Non erano stati picchiati, ma secondo la testimonianza del padre ad Haaretz, ecco come erano stati trattati: Quando arrivarono al campo e furono fatti scendere dalla jeep, secondo quanto aveva capito il padre, una soldatessa chiese a qualcuno in ebraico se fosse permesso ammanettare un bambino di dieci anni e coprirgli gli occhi. Ricevette una conferma positiva, e così fecero i soldati: ammanettarono anche il bambino di dieci anni e gli misero un sacchetto di plastica sugli occhi.

Entrambi furono costretti a sedersi fuori, sull'asfalto. Avevano freddo. Il bambino piangeva, chiedendo al padre: "Quando ci lasceranno andare?". Il tempo sembrava non passare mai. Non riuscivano ad addormentarsi, ovviamente. Il padre implorò di poter andare in bagno. Il bambino non ce la fece più e si bagnò i pantaloni.

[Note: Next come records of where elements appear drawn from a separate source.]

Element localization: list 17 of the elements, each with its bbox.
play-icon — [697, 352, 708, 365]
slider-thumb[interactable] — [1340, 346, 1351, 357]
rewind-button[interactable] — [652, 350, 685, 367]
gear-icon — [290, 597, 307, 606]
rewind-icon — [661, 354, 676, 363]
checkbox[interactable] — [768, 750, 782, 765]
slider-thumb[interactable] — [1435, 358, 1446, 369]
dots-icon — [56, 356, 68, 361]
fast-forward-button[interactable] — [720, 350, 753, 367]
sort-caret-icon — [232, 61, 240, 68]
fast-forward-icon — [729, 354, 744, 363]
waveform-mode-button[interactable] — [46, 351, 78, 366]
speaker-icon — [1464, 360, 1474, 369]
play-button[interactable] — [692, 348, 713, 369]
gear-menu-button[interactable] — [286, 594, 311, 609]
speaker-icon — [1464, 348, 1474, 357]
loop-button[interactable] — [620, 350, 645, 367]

Il padre continuava a gridare che doveva andare in bagno. Una soldatessa di guardia gridava "Stai zitto! Stai zitto!" in arabo. Finalmente un soldato arrivò e portò il padre dietro un rimorchio nella base, gli tolse le manette e lo avvertì di non muoversi da lì, altrimenti gli avrebbe sparato. Dopodiché, il padre fu ammanettato di nuovo e le manette furono strette. Disse che gli faceva male, e il soldato rispose "Stai zitto" in arabo.

Il tempo continuava a non passare mai. Qualcuno si avvicinò, puntò una torcia su di loro e poi scattò una foto. Gli diedero dell'acqua. Il tempo sembrava scorrere lentissimo, mentre loro restavano svegli. Il sole sorse, le manette facevano sempre più male. Verso le 7:30 arrivò una jeep e i due soldati che ne scesero dissero al padre che sarebbero stati rilasciati. Ma, a quanto capì il padre, la soldatessa disse loro che l'ordine di rilascio non era ancora arrivato.

Il tempo continuava a non passare mai. Il calore del sole cominciò a diventare insopportabile. Finalmente, furono rilasciati alle 9:30, senza alcun interrogatorio, senza chiedere spiegazioni e senza alcuna convocazione.

L'Ufficio Stampa delle Forze di Difesa Israeliane (IDF) mi ha risposto come segue: "Giovedì, durante un'operazione nel villaggio di Hizma, le forze dell'IDF hanno identificato un sospetto e un minore palestinese che sembravano intenzionati a lanciare pietre contro una strada. Il sospetto e il minore sono stati trattenuti per diverse ore per essere interrogati e sono stati rilasciati immediatamente dopo l'interrogatorio".

Tante bugie in una sola breve risposta.